I reckon it’d be very easy for someone to look at a a Tyrannosaurus rex reconstruction, be completely unaware of the history laid out by Hutchinson, and still wonder, “Hey, could T. rex have killed anything with those short front arms?”

Even if we rail against the systematic failure of journalism or society to do a better job of getting information to people in general, it’s part of the job of being any sort of educator to stay open and enthused when dealing with questions from individual people. Those are the people we want to reach, and you can’t reach them if they see your eyes roll.

Related posts

Tides and doldrums in science communication

External links

Physical evidence of predatory behavior in Tyrannosaurus rex
Tyrannosaurus rex: predator or media hype?
Time to slay the T. rex “debate”
Ten thousand


jrhutch94705 said...

I certainly agree that the wrong approach when asked by the public about a "nontroversy" is to say/imply that their question is boring. That's why my post said "So when I get asked about the controversy after a public lecture, I always try to go into detail about it. I don’t sigh and say “go Google it”."

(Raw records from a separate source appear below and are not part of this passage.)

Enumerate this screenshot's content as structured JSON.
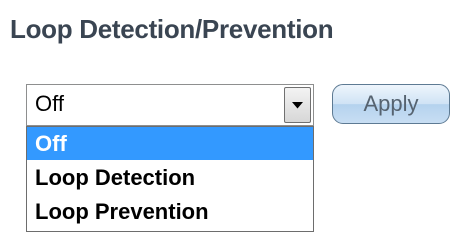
{
  "header": {
    "title": "Loop Detection/Prevention"
  },
  "mode_select": {
    "selected_value": "Off",
    "options": [
      {
        "label": "Off",
        "highlighted": true
      },
      {
        "label": "Loop Detection",
        "highlighted": false
      },
      {
        "label": "Loop Prevention",
        "highlighted": false
      }
    ],
    "arrow_icon": "chevron-down-icon",
    "highlight_color": "#3399ff"
  },
  "actions": {
    "apply_label": "Apply"
  }
}
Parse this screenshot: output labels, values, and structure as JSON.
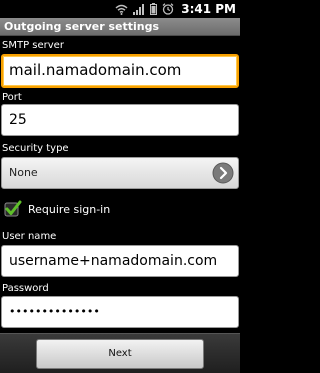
{
  "status_bar": {
    "time": "3:41 PM",
    "icons": [
      "wifi-icon",
      "signal-icon",
      "battery-icon",
      "alarm-icon"
    ]
  },
  "header": {
    "title": "Outgoing server settings"
  },
  "form": {
    "smtp_server": {
      "label": "SMTP server",
      "value": "mail.namadomain.com"
    },
    "port": {
      "label": "Port",
      "value": "25"
    },
    "security_type": {
      "label": "Security type",
      "selected": "None"
    },
    "require_signin": {
      "label": "Require sign-in",
      "checked": true
    },
    "username": {
      "label": "User name",
      "value": "username+namadomain.com"
    },
    "password": {
      "label": "Password",
      "value": "••••••••••••••"
    }
  },
  "footer": {
    "next_label": "Next"
  },
  "colors": {
    "focus_border": "#f8a000",
    "check_green": "#5fbf2a",
    "background": "#000000"
  }
}
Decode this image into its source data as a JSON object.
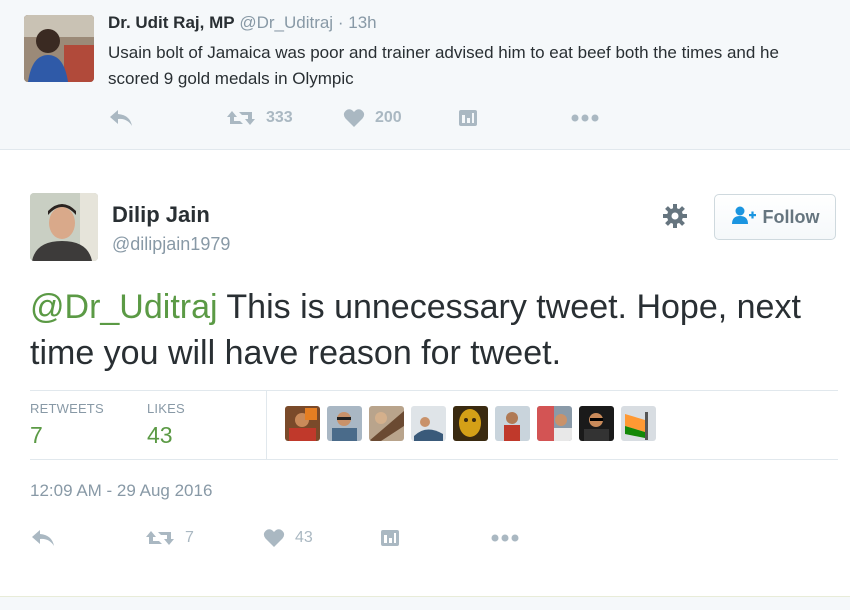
{
  "parent_tweet": {
    "name": "Dr. Udit Raj, MP",
    "handle": "@Dr_Uditraj",
    "separator": "·",
    "time": "13h",
    "text": "Usain bolt of Jamaica was poor and trainer advised him  to eat beef both the times and he scored 9 gold medals in Olympic",
    "retweet_count": "333",
    "like_count": "200"
  },
  "main_tweet": {
    "name": "Dilip Jain",
    "handle": "@dilipjain1979",
    "follow_label": "Follow",
    "mention": "@Dr_Uditraj",
    "text": " This is unnecessary tweet. Hope, next time you will have reason for tweet.",
    "stats": {
      "retweets_label": "RETWEETS",
      "retweets_value": "7",
      "likes_label": "LIKES",
      "likes_value": "43"
    },
    "timestamp": "12:09 AM - 29 Aug 2016",
    "retweet_count": "7",
    "like_count": "43"
  },
  "colors": {
    "accent": "#5b9a45",
    "muted": "#8899a6",
    "icon": "#aab8c2",
    "text": "#292f33",
    "parent_bg": "#f5f8fa"
  },
  "icons": {
    "reply": "reply-icon",
    "retweet": "retweet-icon",
    "like": "heart-icon",
    "analytics": "analytics-icon",
    "more": "more-icon",
    "settings": "gear-icon",
    "follow": "add-user-icon"
  }
}
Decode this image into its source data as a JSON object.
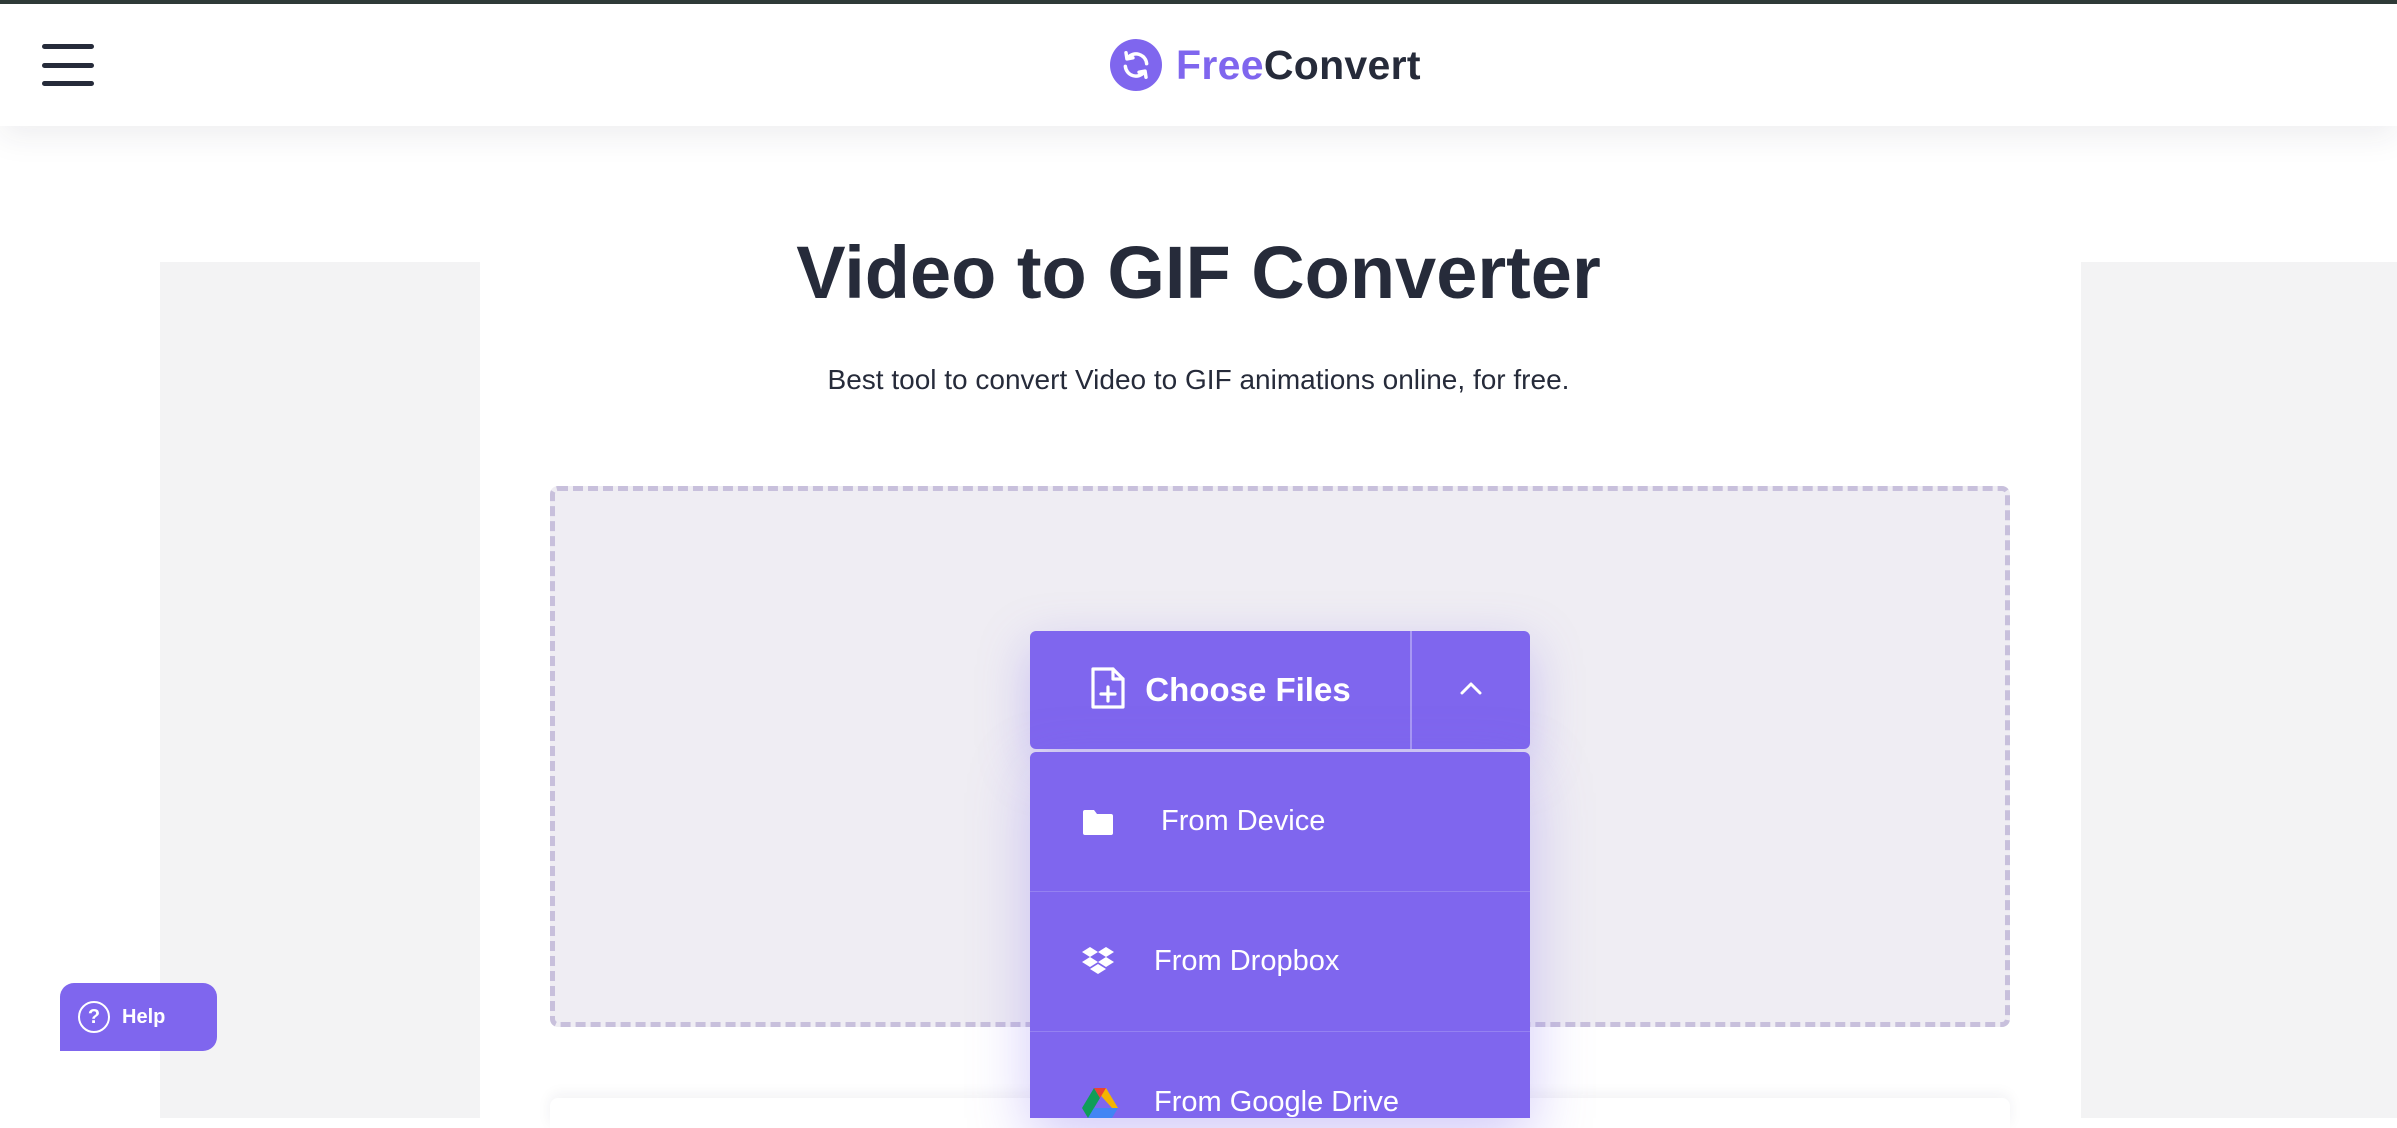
{
  "brand": {
    "name_part1": "Free",
    "name_part2": "Convert",
    "accent_color": "#7f66ee",
    "text_color": "#262b3a",
    "logo_icon": "sync-arrows-icon"
  },
  "header": {
    "menu_icon": "hamburger-menu-icon"
  },
  "main": {
    "title": "Video to GIF Converter",
    "subtitle": "Best tool to convert Video to GIF animations online, for free."
  },
  "upload": {
    "choose_label": "Choose Files",
    "choose_icon": "file-plus-icon",
    "toggle_icon": "chevron-up-icon",
    "sources": [
      {
        "label": "From Device",
        "icon": "folder-icon"
      },
      {
        "label": "From Dropbox",
        "icon": "dropbox-icon"
      },
      {
        "label": "From Google Drive",
        "icon": "google-drive-icon"
      }
    ]
  },
  "help": {
    "label": "Help",
    "icon": "question-circle-icon"
  }
}
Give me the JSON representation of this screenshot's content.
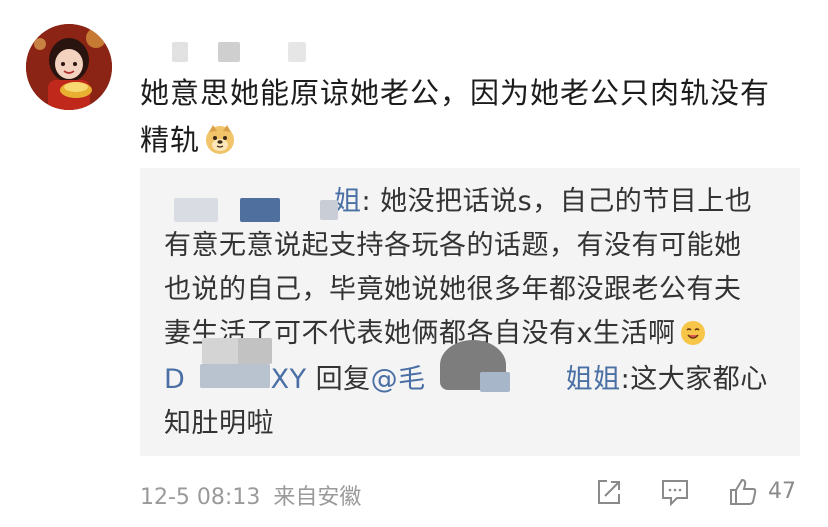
{
  "comment": {
    "main_text_line1": "她意思她能原谅她老公，因为她老公只肉轨没有",
    "main_text_line2": "精轨",
    "doge_emoji": "doge-emoji"
  },
  "quote": {
    "line1_name_tail": "姐",
    "line1_text": ": 她没把话说s，自己的节目上也",
    "line2": "有意无意说起支持各玩各的话题，有没有可能她",
    "line3": "也说的自己，毕竟她说她很多年都没跟老公有夫",
    "line4_a": "妻生活了可不代表她俩都各自没有x生活啊",
    "line5_prefix": "D",
    "line5_user_tail": "DXY",
    "line5_reply": "回复",
    "line5_at": "@毛",
    "line5_name_tail": "姐姐",
    "line5_text": ":这大家都心",
    "line6": "知肚明啦"
  },
  "footer": {
    "timestamp": "12-5 08:13",
    "source": "来自安徽",
    "like_count": "47",
    "icons": [
      "share-icon",
      "comment-icon",
      "like-icon"
    ]
  },
  "colors": {
    "link": "#4a6fa5",
    "quote_bg": "#f4f4f4",
    "meta": "#9a9a9a"
  }
}
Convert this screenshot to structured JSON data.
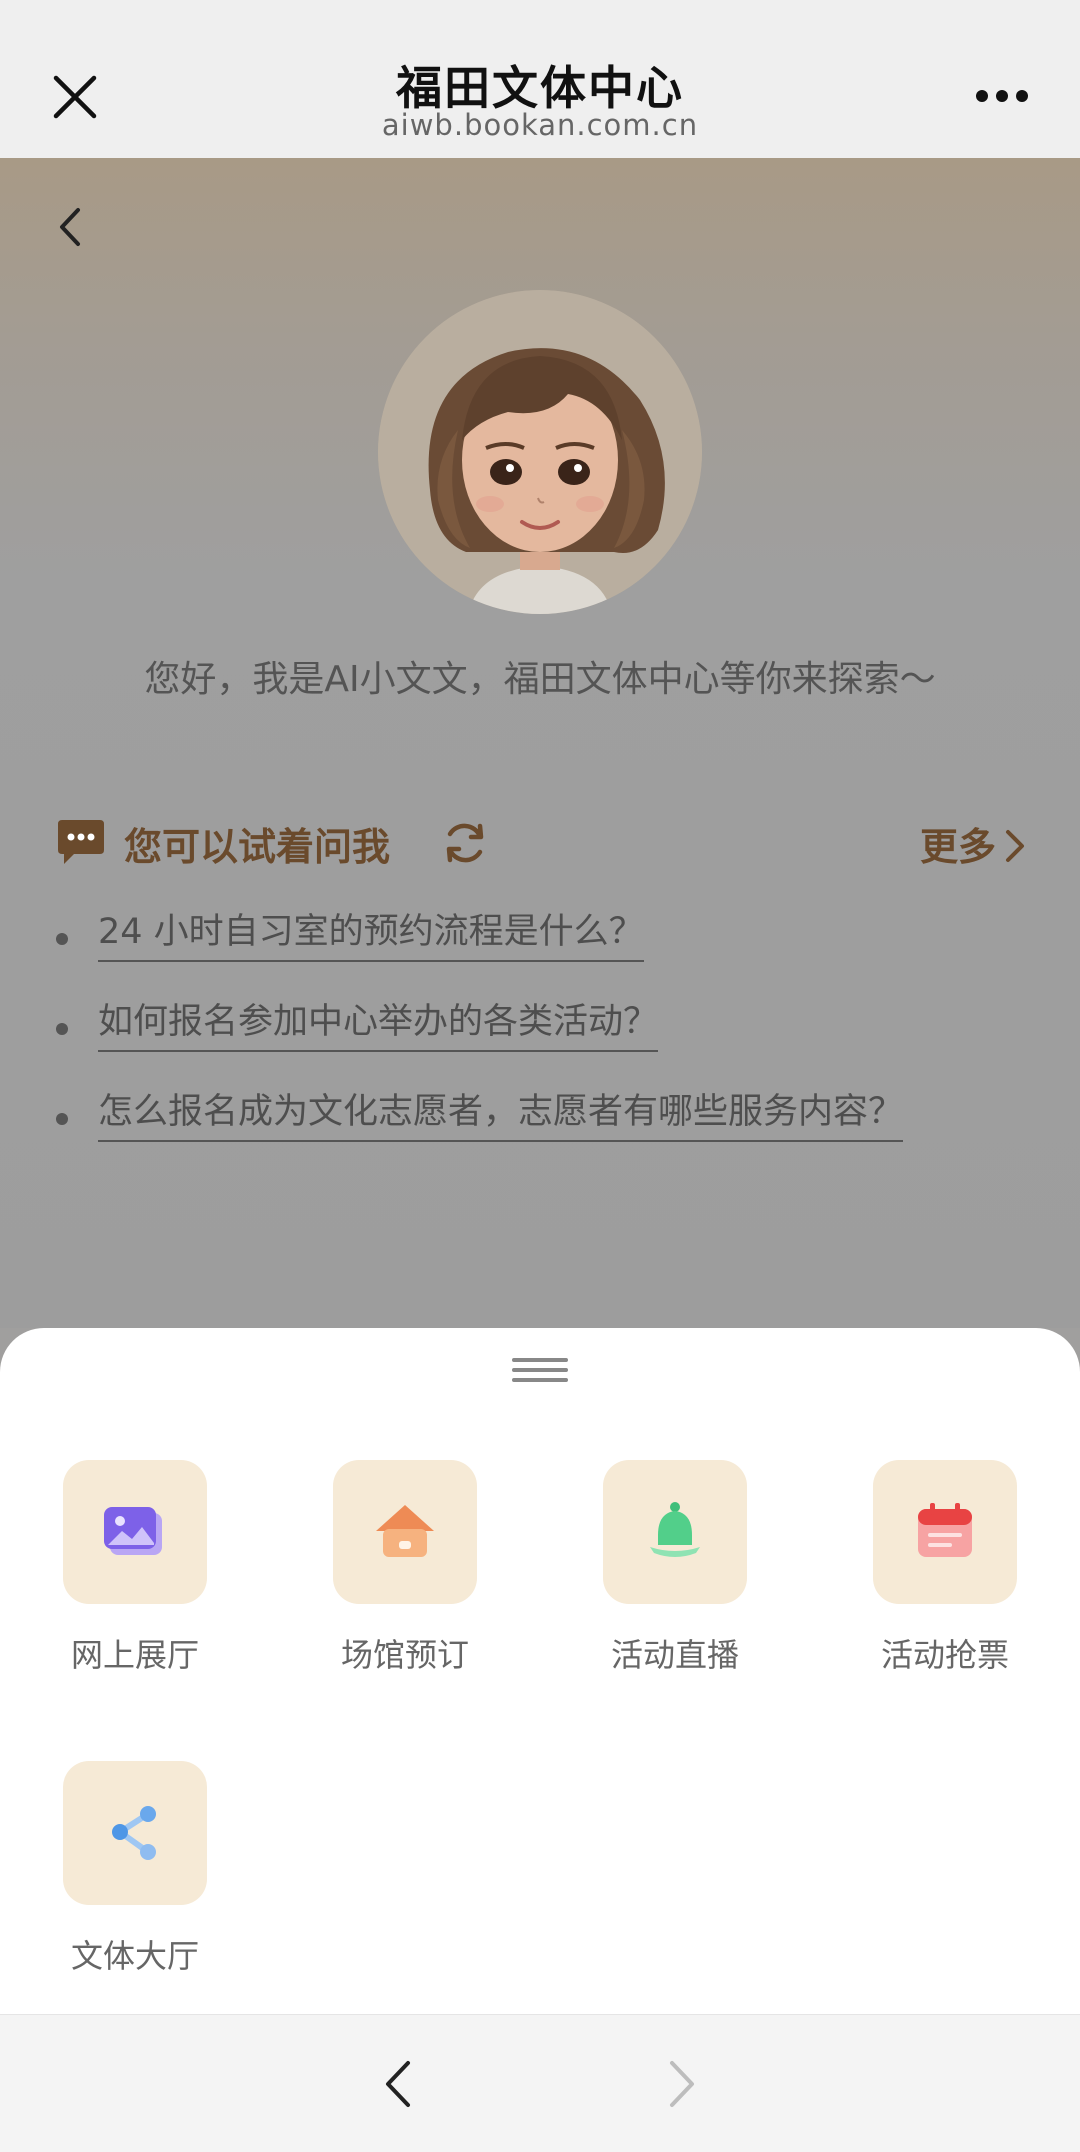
{
  "topbar": {
    "title": "福田文体中心",
    "subtitle": "aiwb.bookan.com.cn"
  },
  "main": {
    "greeting": "您好，我是AI小文文，福田文体中心等你来探索～",
    "suggest_title": "您可以试着问我",
    "more_label": "更多",
    "questions": [
      "24 小时自习室的预约流程是什么？",
      "如何报名参加中心举办的各类活动？",
      "怎么报名成为文化志愿者，志愿者有哪些服务内容？"
    ]
  },
  "sheet": {
    "items": [
      {
        "label": "网上展厅",
        "icon": "gallery-icon"
      },
      {
        "label": "场馆预订",
        "icon": "house-icon"
      },
      {
        "label": "活动直播",
        "icon": "bell-icon"
      },
      {
        "label": "活动抢票",
        "icon": "calendar-icon"
      },
      {
        "label": "文体大厅",
        "icon": "share-icon"
      }
    ]
  },
  "colors": {
    "accent_brown": "#6a4a2c",
    "tile_bg": "#f6ead6"
  }
}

As scientists we have to balance the accuracy of science communication with not acting like we're unreachable in ivory towers or too esoteric to be comprehensible. I think the best strategy is to both explain why there is a nontroversy but put it in a positive light, that science is exciting and always changing, and that we do solve issues and move on (but explain how the solution was reached); that's the teachable moment. But, given that we're human, it's not always an easy task to put on a smiley face, although I agree that it is a science communicator's job to do so.

Yet at some point the way the media portrays the science to the public has to catch up to that and move on from old nontroversies to modern issues, and that's more what my post was reacting to. A mistake would be to pretend that there is no nontroversy but rather a vibrant controversy; that would be perpetuating misinformation; and yet that is what some reporting on nontroversies (by some journalists and by some scientists) does. The teachable moment associated with any nontroversy, controversy, or mystery is a different issue.

Thomas Holtz said...

Do NOT avoid it, but rephrase it. Some possibilities:

1) Address the obligate scavenger as a hypothesis, and see how we have tested that hypothesis with fossil data.

2) (Not mutually exclusive): Address how we would infer the particular feeding mechanisms and strategies of extinct species like Tyrannosaurus rex on comparison with other extinct and living carnivores.